While the increase in mortality was modest, it was significant, said Bruce E. Hirsch, MD, of the Division of Infectious Diseases at Northwell Health’s North Shore University Hospital in Manhassett, New York, who was not involved in the analysis.

The COVID epidemic was a time of changing healthcare practices, he told Medscape Medical News. “Avoidance of testing, limitations of hospitalization, extensive antimicrobial use, and the use of alcohol gels for hand hygiene inadequate to eliminate C diff spores, and the challenges of maintaining a clean and well-stocked hospital environment contributed to poorer clinical outcomes, especially early in the evolving epidemic,” he said. 
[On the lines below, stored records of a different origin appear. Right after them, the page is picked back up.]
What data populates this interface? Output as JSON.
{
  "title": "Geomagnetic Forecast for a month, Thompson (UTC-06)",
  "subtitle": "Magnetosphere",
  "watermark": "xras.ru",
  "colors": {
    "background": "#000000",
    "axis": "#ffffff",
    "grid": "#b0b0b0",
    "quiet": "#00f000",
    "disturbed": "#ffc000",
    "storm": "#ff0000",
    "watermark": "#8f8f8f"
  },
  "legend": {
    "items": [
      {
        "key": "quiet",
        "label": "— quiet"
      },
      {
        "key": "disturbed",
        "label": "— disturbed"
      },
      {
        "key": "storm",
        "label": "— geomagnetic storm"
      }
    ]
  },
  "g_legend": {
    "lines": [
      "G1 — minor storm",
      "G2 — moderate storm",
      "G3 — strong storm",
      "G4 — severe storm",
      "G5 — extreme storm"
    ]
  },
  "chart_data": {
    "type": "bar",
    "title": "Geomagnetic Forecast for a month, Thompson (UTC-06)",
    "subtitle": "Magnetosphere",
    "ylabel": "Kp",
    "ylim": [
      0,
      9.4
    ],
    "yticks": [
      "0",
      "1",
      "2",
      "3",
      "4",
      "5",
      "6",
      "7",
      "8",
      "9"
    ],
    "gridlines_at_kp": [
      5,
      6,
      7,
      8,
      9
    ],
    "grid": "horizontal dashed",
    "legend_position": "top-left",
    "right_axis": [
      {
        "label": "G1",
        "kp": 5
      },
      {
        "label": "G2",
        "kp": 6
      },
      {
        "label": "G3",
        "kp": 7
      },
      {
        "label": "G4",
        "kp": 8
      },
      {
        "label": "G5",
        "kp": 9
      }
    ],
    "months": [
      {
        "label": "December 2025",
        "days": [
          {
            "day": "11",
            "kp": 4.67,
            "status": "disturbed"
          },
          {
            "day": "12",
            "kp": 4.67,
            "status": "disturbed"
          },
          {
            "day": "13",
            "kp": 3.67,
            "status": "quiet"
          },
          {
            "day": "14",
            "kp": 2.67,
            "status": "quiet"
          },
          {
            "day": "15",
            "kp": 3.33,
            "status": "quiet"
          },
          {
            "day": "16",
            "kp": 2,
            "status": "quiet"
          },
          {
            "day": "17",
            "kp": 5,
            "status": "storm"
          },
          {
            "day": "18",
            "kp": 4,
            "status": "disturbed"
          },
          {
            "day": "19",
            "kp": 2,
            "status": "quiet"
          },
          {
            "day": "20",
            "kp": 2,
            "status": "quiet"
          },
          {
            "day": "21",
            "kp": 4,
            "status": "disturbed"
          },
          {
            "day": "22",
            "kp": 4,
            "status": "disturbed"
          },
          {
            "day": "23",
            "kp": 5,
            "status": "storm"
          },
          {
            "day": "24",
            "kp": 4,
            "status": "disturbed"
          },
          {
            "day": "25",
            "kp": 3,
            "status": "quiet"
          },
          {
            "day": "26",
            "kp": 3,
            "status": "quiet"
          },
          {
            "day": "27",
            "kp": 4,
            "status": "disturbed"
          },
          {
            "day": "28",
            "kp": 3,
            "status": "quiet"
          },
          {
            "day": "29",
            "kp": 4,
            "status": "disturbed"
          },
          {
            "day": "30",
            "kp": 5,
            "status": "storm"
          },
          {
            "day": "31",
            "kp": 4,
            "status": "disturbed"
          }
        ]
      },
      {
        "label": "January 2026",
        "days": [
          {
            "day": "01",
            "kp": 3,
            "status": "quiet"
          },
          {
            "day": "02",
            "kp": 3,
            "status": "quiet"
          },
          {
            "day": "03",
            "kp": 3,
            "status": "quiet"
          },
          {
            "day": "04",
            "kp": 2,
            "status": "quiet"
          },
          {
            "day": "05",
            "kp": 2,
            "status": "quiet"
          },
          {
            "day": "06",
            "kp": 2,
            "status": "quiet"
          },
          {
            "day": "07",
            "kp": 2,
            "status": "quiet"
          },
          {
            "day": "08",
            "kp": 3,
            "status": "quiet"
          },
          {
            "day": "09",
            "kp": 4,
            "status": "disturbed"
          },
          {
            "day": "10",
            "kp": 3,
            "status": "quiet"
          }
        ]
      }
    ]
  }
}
Hirsch noted that the authors reviewed possible associations with disease severity including altered gut microbiome and enhanced angiotensin-converting enzyme 2 enterocyte expression. “These may have enhanced the severity of illness in patients with both infections,” he said. “The findings reinforce current protocols on diagnostic testing, patient isolation, environmental cleaning, and antibiotic stewardship — protocols that are difficult to implement when challenged in pandemic conditions.”

This study received no financial support. The authors had no potential financial, professional, or personal conflicts of interest. Hirsch had no relevant competing interests.